The median age was 46.6 years. 17.5% of residents were under the age of 18; 6.7% were between the ages of 18 and 24; 23.5% were from 25 to 44; 29.2% were from 45 to 64; and 23.1% were 65 years of age or older. The gender makeup of the city was 47.3% male and 52.7% female.

===2000 census===
At the 2000 census, there were 15,542 people, 6,705 households and 4,257 families living in the city. The population density was 1,924.8 PD/sqmi. There were 7,094 housing units at an average density of 878.6 /sqmi. The racial makeup of the city was 94.63% White, 1.33% African American, 0.15% Native American, 2.26% Asian, 0.07% Pacific Islander, 0.28% from other races, and 1.28% from two or more races. Hispanic or Latino of any race were 1.27% of the population.

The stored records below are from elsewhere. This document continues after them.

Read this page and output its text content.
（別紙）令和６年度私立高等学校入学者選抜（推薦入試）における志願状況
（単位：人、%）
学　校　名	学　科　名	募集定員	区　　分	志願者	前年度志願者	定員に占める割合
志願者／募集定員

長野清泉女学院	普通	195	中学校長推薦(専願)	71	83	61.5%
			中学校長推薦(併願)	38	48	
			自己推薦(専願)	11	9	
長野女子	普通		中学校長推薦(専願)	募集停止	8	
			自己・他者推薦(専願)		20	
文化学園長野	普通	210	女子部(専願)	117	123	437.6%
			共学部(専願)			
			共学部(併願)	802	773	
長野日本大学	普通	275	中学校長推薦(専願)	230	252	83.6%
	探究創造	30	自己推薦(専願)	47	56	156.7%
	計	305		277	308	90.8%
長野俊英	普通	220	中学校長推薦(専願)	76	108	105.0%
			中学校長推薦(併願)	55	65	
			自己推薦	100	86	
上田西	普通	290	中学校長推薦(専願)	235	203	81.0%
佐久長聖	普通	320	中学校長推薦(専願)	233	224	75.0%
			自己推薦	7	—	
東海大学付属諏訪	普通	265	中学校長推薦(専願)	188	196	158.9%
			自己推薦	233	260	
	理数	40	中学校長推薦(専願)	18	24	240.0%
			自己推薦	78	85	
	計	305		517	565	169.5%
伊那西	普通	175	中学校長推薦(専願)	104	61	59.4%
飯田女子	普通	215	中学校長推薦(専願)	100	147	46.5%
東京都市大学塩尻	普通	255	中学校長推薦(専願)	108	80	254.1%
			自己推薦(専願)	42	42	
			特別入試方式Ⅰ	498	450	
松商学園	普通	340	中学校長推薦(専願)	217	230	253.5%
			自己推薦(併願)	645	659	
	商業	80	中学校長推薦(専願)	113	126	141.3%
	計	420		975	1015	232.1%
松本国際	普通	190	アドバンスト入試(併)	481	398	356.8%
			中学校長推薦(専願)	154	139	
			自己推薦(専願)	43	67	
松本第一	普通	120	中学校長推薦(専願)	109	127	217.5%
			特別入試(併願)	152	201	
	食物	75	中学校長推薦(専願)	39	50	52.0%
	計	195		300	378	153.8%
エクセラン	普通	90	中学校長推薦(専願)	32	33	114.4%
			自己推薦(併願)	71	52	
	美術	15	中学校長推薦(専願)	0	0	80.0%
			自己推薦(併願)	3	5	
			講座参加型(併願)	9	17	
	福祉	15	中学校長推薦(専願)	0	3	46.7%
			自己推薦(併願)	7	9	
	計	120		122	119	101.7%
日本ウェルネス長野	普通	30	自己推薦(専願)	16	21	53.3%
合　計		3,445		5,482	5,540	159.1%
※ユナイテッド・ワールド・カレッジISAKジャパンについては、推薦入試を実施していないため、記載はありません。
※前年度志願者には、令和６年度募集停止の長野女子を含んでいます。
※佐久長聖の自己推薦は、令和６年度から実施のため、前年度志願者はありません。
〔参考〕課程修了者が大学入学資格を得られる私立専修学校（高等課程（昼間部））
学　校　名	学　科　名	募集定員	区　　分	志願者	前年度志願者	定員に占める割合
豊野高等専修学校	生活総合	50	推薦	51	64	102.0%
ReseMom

There were 6,705 households, of which 21.4% had children under the age of 18 living with them, 52.0% were married couples living together, 8.2% had a female householder with no husband present, and 36.5% were non-families. 31.8% of all households were made up of individuals, and 11.8% had someone living alone who was 65 years of age or older. The average household size was 2.25 and the average family size was 2.84.

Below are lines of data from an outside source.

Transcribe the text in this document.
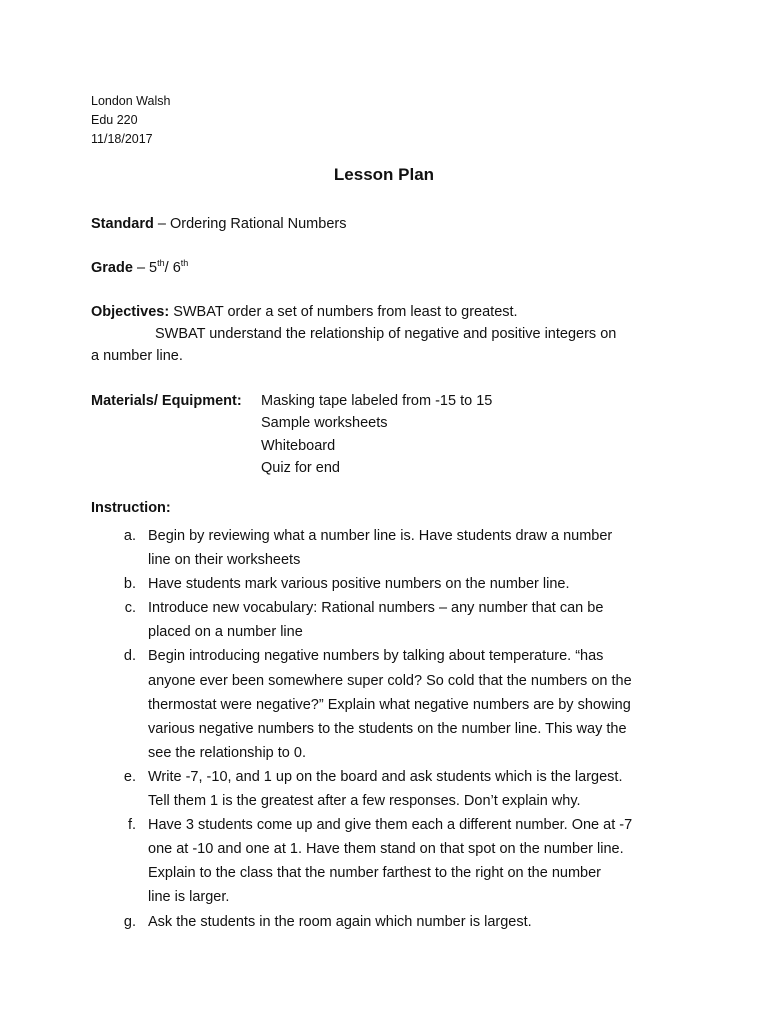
London Walsh
Edu 220
11/18/2017
Lesson Plan
Standard – Ordering Rational Numbers
Grade – 5th/ 6th
Objectives: SWBAT order a set of numbers from least to greatest.
SWBAT understand the relationship of negative and positive integers on
a number line.
Materials/ Equipment: Masking tape labeled from -15 to 15
Sample worksheets
Whiteboard
Quiz for end
Instruction:
a. Begin by reviewing what a number line is. Have students draw a number
line on their worksheets
b. Have students mark various positive numbers on the number line.
c. Introduce new vocabulary: Rational numbers – any number that can be
placed on a number line
d. Begin introducing negative numbers by talking about temperature. “has
anyone ever been somewhere super cold? So cold that the numbers on the
thermostat were negative?” Explain what negative numbers are by showing
various negative numbers to the students on the number line. This way the
see the relationship to 0.
e. Write -7, -10, and 1 up on the board and ask students which is the largest.
Tell them 1 is the greatest after a few responses. Don’t explain why.
f. Have 3 students come up and give them each a different number. One at -7
one at -10 and one at 1. Have them stand on that spot on the number line.
Explain to the class that the number farthest to the right on the number
line is larger.
g. Ask the students in the room again which number is largest.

17.7% of the population were under the age of 18, 7.3% from 18 to 24, 27.7% from 25 to 44, 25.7% from 45 to 64, and 21.7% who were 65 years of age or older. The median age was 43 years. For every 100 females, there were 90.1 males. For every 100 females age 18 and over, there were 87.9 males.

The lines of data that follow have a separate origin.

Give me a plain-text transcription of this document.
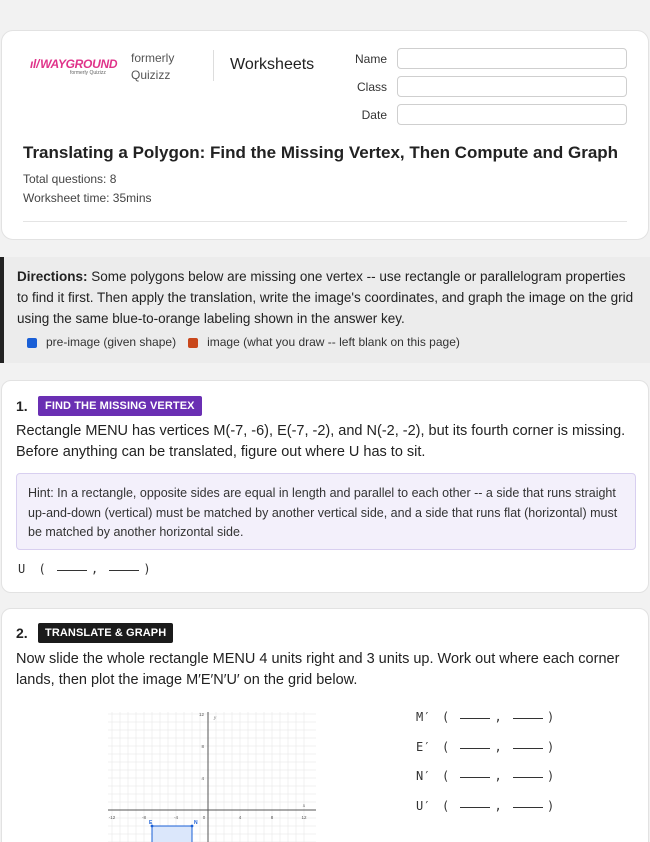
ıl/WAYGROUND
formerly Quizizz
formerly
Quizizz
Worksheets	Name
Class
Date
Translating a Polygon: Find the Missing Vertex, Then Compute and Graph
Total questions: 8
Worksheet time: 35mins
Directions: Some polygons below are missing one vertex -- use rectangle or parallelogram properties to find it first. Then apply the translation, write the image's coordinates, and graph the image on the grid using the same blue-to-orange labeling shown in the answer key.
pre-image (given shape)	image (what you draw -- left blank on this page)
1.	FIND THE MISSING VERTEX
Rectangle MENU has vertices M(-7, -6), E(-7, -2), and N(-2, -2), but its fourth corner is missing. Before anything can be translated, figure out where U has to sit.
Hint: In a rectangle, opposite sides are equal in length and parallel to each other -- a side that runs straight up-and-down (vertical) must be matched by another vertical side, and a side that runs flat (horizontal) must be matched by another horizontal side.
U (	,	)
2.	TRANSLATE & GRAPH
Now slide the whole rectangle MENU 4 units right and 3 units up. Work out where each corner lands, then plot the image M′E′N′U′ on the grid below.
M′ (	,	)
E′ (	,	)
N′ (	,	)
U′ (	,	)
-12	-8	-4	0	4	8	12
12
8
4
x
y
E	N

The median household income was $47,893 and the median family income was $60,015. Males had a median income of $44,707 compared with $28,608 for females. The per capita income was $25,201. About 2.0% of families and 3.0% of the population were below the poverty line, including 2.2% of those under age 18 and 2.6% of those age 65 or over.

==Government==
Middleburg Heights has a mayor and council form of government. The mayor is a non-voting member of the city council.

Matthew Castelli became mayor on 8 January 2019 filling the vacancy created when Gary Starr resigned. Starr announced his resignation on 27 November 2018 after having served in that position for 37 years.